Northern Bank chief Gerry Mallon is cautious on scope for short-term economic improvement, writes FRANCESS McDONNELL
WHEN NORTHERN Bank chose to feature the great Co Down inventor Sir James Martin on its £100 note, who knew what an apt role model he would turn out to be for the bank in 2012.
Crossgar-born Martin was the man who invented the ejector seat, something any banker would hanker after to escape the current spiral of bad debt.
Last week the Danske-owned bank declared record net losses of £216.8 million (€259 million) for 2011.
It is not the only bank in the North with a toxic balance sheet, or the only one poisoned by its exposure to Northern Ireland’s ailing commercial property market. But it is one of the few banks that openly reports its financial results.
Other institutions, including Bank of Ireland and Ulster Bank, like to seek shelter behind their parent companies when it comes to revealing exactly what they are up to locally.
From Northern Bank’s most recent results, it is clear that some of its most pressing problems are not unique to it. Like every other bank in the country, North or South, they can be summed up in two words – impairment charges.
In Northern’s case impairment charges and provisions amounted to an eye-watering £273.9 million last year. This in itself reveals more about its competitors than they could ever hope to hide.
Traditionally Northern Bank was considered one of the more conservative banks when it came to lending money to its estimated 528,000 customers. Chief executive Gerry Mallon revealed a couple of years ago that the bank was “not quite as exposed as some of our competitors” in relation to its investments in the local property market.
"We weren't as aggressive as some of the other banks in getting into the property market," he said, though, talking to The Irish Timeshe did concede: "We were there, we did take pain and we will take more pain, particularly in exposure to residential development."
If Northern Bank’s latest annual results reveal just how much pain it has suffered in the last 12 months, just imagine the position for some of its competitors.
As Danske so beautifully illustrates in its latest annual report, impairment charges are determined “on the basis of the customer’s expected ability to repay the debt”. In Northern Ireland, as Danske is only too aware, customers’ “expected ability to repay the debt” is diminishing every day.
It acknowledges in its 2011 annual report that “the property sectors in Ireland and Northern Ireland continued to suffer from falling property prices.
It also states that at year end, exposure to the property sectors North and South amounted to 7.7 billion and 11.4 billion Danish krone respectively.
At yesterday’s closing currency exchange rates that worked out at £867 million in the North and €1.5 billion in the South.
“Property developers in Ireland accounted for DkK3.5 billion (7 per cent of total exposure in Ireland). In Northern Ireland, the comparable figure was DkK 1.8 billion (3 per cent of total exposure in Northern Ireland).”
It comes as no surprise then when Danske warns its shareholders that “loan impairment charges at the units in Ireland and Northern Ireland are likely to remain high, at least in the coming quarters”.

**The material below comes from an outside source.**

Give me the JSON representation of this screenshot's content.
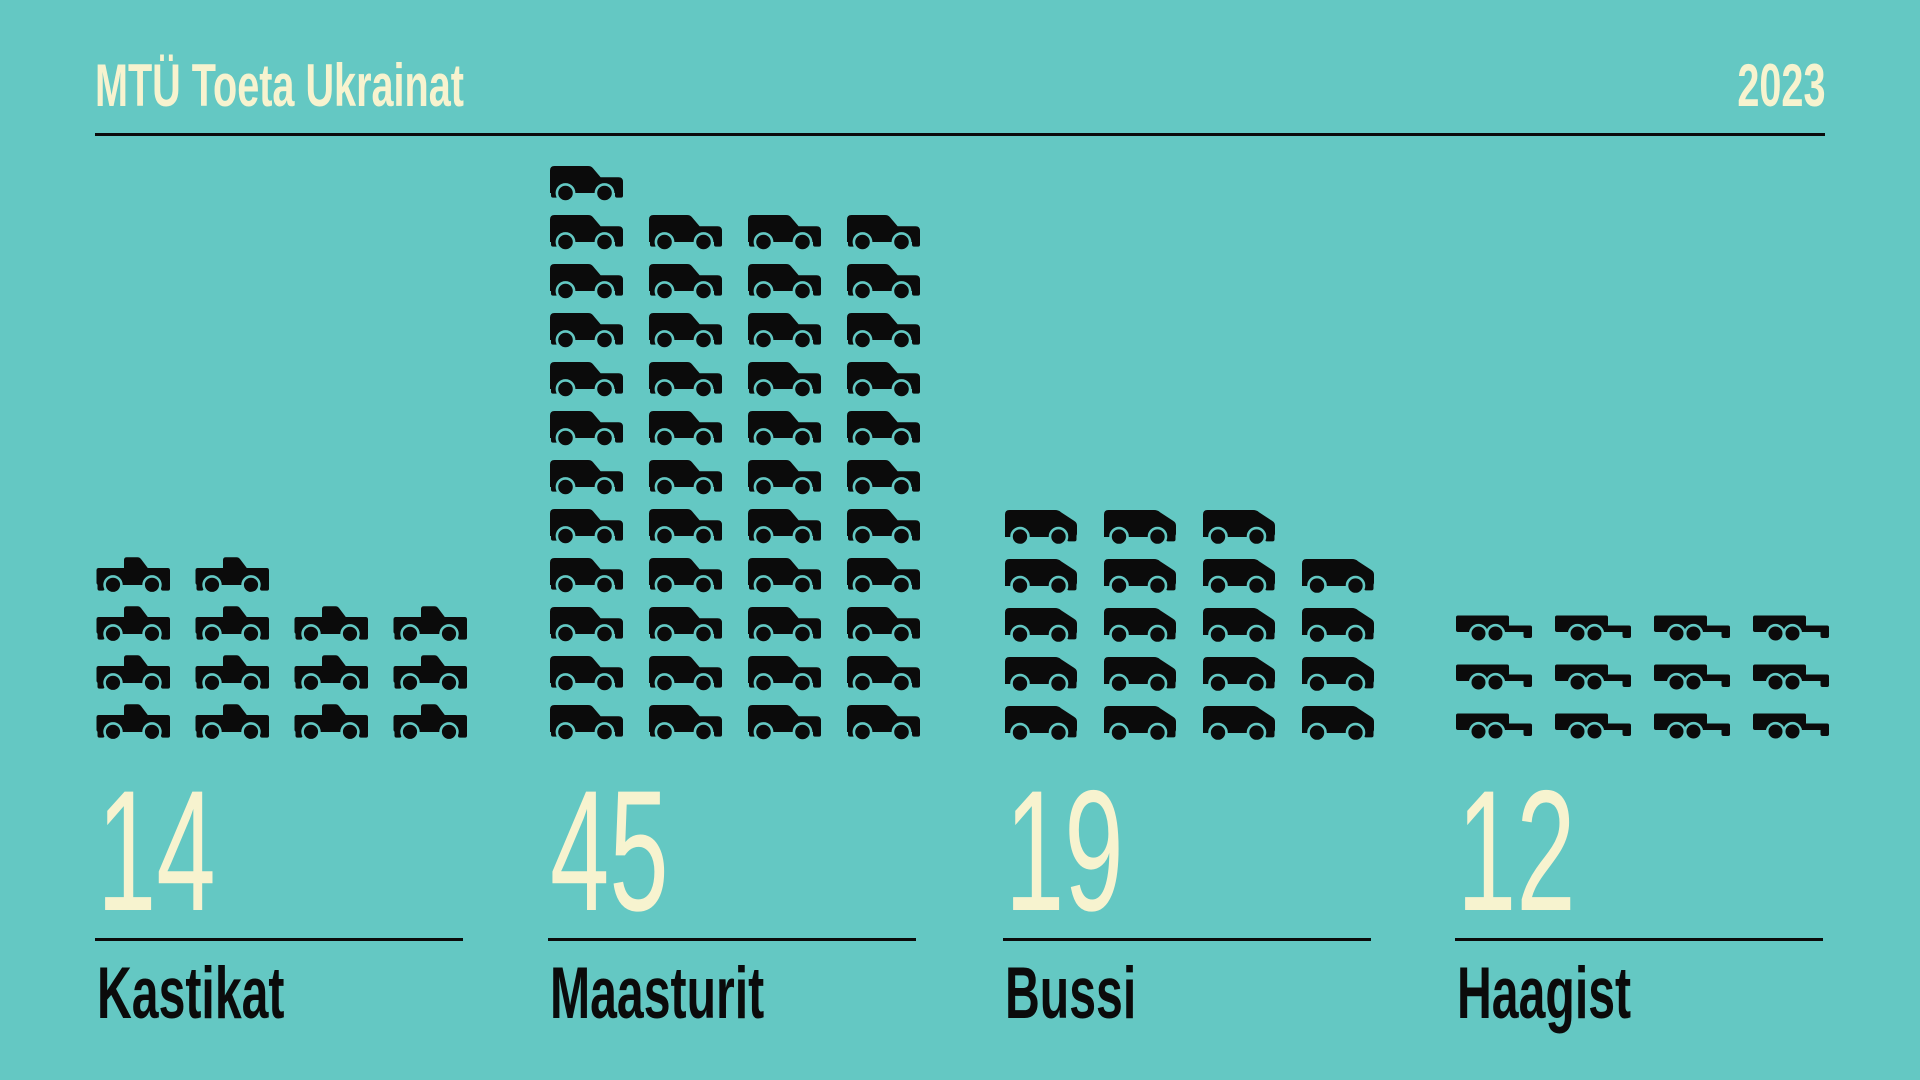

For his part Mallon is realistic about future prospects – and if anyone should be in a position to gauge what lies ahead it is him. A Cambridge graduate with first-class honours in economics, he has played a typically understated but significant lead role in the North’s economy down through the years.
At an early stage in his career, he was a private secretary to the minister for the economy (then Baroness Denton) and he also spent some with the predecessor of the current regional economic development agency, the Industrial Development Board.
Since July 2008, he has been chief executive of Northern Bank and would appear to have been constantly looking over his shoulder at bad debts since he took up the job.
As the chief executive, responsibility for the bank’s performance rests with him. But it would be hard to blame Mallon if secretly he bore little regard for those who made the decisions – before his time – that have landed him with seemingly never-ending impairment charges.
His plan of attack instead has been to take “a market-value approach” rather than a “hope-value approach” to tackling the issue. Mallon has had all of Northern Bank’s land bank and property assets valued to find out what they would be worth if they went on the market straight away.
In some cases this has resulted in its property portfolio being written down from between 70 per cent and 90 per cent from peak values.
Mallon warns the next 12 months will be tough. “If the last four years have shown us anything, it is that it is dangerous to attempt to call the bottom. The economic malaise has persisted much longer than most people thought it would and we’re not out of it yet.”
Mallon also believes that, without a “game changer”, there is little scope for improvement on the horizon when it comes to the local economy.
“Northern Ireland has been impacted by both the euro zone crisis and the slowdown in the global economy. It is a small economy that is always going to be heavily influence by what is going on in the national economies of the UK and Ireland.”